O episódio tem do que surpreender. Baseado nas figuras dos escritores célebres da juventude de Proust que foram Anatole France e Paul Bourget, o personagem de Bergotte é o tipo mesmo do literato francês da Terceira República. Habitam-no altas qualidades do espírito, e ele é mestre de um estilo refinado, de uma sensibilidade suscetível a todas as delicadezas da ideia e da sensação, de uma inteligência viva e sutil. É esse Bergotte que, ao fim de uma existência dedicada ao cultivo de si pelo cultivo da palavra e do olhar, não enxerga, em um quadro de há muito frequentado e amado, não apenas um detalhe como é, de fato, o “pequeno pedaço de parede amarela” (em realidade, um telhado), mas nem mesmo elementos da composição tão evidentes quanto os personagens de azul e as areias rosadas, ambos no primeiro plano.

Por certo, não é de se suspeitar em Bergotte pouco trato com as coisas da arte, nem alguma distração. É que o ver em arte tem seu tempo próprio. Não se trata aí, é claro, do ato quotidiano de ver, imbricado na ação que o submete a seus fins e que pode dele prescindir: uma vez automatizada a posição da tecla, não é mais necessário vê-la para projetar um acorde. O ver em arte só se dá quando o espectador faz da coisa vista algo de seu. Tão mais ele vê um quadro quanto mais ele o conhece, e tão mais ele o conhece quanto mais imediatamente o quadro está disponível à memória afetiva. Bergotte havia visto, no primeiro sentido, os personagens e as areias rosadas, mas foi “graças ao artigo do crítico” que ele os fez coisa sua; para que eles fossem coisa vista, o artigo os transformara em coisa dita.

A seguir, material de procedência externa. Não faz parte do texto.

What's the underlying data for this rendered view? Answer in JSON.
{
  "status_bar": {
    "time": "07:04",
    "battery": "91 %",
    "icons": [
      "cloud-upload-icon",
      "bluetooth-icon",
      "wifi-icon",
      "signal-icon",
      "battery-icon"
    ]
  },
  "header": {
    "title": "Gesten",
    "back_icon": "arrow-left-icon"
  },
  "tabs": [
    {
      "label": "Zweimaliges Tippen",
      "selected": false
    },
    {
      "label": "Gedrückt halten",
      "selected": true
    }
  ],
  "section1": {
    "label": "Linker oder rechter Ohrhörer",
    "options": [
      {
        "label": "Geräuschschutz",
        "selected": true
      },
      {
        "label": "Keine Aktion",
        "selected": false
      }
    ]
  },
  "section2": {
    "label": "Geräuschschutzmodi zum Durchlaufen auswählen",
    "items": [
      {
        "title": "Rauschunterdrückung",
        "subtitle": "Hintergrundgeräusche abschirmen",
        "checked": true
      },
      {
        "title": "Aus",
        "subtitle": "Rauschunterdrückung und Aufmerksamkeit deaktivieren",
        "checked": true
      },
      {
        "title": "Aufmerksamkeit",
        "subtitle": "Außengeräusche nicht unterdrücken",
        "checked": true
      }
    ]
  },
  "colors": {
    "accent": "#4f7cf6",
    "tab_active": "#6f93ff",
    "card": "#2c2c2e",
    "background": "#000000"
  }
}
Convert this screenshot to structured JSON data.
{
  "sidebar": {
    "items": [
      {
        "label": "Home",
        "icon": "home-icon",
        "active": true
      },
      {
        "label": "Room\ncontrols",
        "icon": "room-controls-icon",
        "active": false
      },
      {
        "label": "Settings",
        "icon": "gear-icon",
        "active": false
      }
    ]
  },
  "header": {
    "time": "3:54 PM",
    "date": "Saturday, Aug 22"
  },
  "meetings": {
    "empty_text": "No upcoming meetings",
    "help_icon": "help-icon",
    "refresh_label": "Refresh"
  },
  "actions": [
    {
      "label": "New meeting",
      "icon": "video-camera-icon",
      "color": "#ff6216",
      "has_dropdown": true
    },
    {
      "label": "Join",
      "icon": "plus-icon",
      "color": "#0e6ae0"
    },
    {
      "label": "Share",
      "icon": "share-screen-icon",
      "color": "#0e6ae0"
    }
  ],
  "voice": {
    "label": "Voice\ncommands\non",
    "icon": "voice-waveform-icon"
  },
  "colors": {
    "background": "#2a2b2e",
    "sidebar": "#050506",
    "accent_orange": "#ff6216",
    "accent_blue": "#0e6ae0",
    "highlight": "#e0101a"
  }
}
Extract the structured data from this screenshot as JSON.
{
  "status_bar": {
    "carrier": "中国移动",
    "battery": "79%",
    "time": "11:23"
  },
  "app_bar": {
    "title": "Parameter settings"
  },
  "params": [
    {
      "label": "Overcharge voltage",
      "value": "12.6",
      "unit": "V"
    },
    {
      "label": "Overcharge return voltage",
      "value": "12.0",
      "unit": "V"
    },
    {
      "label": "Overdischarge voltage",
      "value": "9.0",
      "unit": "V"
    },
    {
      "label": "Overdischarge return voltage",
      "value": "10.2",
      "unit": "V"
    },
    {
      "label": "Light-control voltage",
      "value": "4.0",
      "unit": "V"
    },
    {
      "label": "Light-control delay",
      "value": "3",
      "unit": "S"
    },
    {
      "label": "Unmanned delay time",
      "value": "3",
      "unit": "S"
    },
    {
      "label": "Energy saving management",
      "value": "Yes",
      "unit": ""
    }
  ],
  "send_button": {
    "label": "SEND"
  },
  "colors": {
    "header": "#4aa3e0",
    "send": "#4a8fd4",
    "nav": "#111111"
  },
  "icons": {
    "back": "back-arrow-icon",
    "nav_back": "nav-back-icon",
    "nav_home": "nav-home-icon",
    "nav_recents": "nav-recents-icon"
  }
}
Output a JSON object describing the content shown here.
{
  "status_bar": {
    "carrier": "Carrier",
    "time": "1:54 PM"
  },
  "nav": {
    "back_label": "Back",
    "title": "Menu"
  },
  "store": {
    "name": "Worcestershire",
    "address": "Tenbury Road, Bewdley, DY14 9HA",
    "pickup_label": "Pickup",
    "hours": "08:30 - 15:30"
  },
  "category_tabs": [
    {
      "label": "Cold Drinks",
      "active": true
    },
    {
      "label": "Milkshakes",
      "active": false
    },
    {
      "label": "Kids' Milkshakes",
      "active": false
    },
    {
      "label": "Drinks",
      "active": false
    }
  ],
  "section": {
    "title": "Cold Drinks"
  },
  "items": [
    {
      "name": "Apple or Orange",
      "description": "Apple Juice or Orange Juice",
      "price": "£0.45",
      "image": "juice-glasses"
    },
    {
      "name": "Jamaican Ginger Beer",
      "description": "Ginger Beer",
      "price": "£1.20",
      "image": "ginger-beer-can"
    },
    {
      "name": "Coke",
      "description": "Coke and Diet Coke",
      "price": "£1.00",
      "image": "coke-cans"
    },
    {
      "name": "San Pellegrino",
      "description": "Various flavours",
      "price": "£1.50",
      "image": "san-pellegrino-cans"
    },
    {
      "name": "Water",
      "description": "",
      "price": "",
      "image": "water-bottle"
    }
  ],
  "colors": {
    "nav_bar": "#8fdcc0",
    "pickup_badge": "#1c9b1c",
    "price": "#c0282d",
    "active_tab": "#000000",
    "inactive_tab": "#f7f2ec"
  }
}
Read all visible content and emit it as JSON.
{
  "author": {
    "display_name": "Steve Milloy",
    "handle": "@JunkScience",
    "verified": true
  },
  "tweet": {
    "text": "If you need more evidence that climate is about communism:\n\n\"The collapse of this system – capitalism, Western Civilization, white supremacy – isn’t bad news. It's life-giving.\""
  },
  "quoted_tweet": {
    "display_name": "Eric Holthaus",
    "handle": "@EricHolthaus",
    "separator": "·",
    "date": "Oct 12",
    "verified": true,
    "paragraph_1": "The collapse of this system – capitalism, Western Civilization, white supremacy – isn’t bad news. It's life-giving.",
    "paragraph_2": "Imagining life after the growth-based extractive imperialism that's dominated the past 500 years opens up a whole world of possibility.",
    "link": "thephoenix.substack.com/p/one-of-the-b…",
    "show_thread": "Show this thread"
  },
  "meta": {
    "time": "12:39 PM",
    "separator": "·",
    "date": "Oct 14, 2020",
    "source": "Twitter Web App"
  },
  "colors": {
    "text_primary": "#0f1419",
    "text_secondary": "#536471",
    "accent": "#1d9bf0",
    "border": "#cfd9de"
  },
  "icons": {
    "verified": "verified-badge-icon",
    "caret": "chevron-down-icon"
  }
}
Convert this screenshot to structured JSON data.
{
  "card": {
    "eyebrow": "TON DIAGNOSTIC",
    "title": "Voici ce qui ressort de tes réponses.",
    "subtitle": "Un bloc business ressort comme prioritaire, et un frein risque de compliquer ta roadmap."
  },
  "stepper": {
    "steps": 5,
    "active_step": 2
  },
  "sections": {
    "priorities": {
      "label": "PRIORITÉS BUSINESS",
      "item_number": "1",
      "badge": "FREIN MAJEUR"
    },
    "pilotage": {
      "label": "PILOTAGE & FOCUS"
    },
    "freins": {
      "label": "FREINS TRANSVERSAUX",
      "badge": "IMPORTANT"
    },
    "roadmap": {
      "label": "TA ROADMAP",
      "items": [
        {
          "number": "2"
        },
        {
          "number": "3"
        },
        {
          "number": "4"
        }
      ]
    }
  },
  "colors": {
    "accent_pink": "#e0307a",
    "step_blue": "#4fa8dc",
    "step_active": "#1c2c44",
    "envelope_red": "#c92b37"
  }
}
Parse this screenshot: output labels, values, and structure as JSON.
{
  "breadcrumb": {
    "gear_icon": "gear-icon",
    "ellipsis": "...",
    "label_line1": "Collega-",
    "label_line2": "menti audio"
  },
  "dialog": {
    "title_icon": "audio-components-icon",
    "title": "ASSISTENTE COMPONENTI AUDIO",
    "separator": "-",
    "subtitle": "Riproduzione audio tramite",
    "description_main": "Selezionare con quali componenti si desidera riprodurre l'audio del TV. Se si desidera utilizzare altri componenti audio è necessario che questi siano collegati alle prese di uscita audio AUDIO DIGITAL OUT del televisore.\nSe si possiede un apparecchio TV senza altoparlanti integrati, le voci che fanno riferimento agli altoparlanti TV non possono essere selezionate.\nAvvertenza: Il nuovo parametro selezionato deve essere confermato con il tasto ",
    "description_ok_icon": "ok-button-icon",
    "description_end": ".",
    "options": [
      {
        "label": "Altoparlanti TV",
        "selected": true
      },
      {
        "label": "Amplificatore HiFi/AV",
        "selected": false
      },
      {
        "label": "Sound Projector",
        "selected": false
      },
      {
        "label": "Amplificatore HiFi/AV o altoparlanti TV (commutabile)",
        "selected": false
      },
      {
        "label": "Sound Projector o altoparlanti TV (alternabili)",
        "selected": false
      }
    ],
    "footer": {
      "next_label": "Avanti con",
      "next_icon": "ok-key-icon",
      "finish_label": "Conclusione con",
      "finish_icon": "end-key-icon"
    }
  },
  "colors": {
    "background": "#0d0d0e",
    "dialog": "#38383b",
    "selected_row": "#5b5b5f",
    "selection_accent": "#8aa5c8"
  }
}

Daí a importância da crítica. A palavra do crítico participa, juntamente com a imagem criada pelo artista, do ato de ver o visível, de conhecer os seres no que por vezes é neles mais impenetrável: aquilo que eles revelam de si, os meandros da sua aparência sensível.

Fica implícito ao episódio da morte de Bergotte um reconhecimento desse valor da crítica. A exaltação do artista criador a relegou muitas vezes a um papel quase vergonhoso: é o clichê do crítico como pintor frustrado. Tudo se passe como se a pintura se fizesse por si, fosse vista em si, chegasse por si mesma ao público. Essa crença oblitera a vivência artística como algo de inevitavelmente mediado. E a crítica, a instância mediadora por excelência, tem consequências não apenas na conservação, no julgamento e na difusão de uma obra, mas igualmente na sua fruição pelo público e, por que não?, no ato mesmo em sua origem.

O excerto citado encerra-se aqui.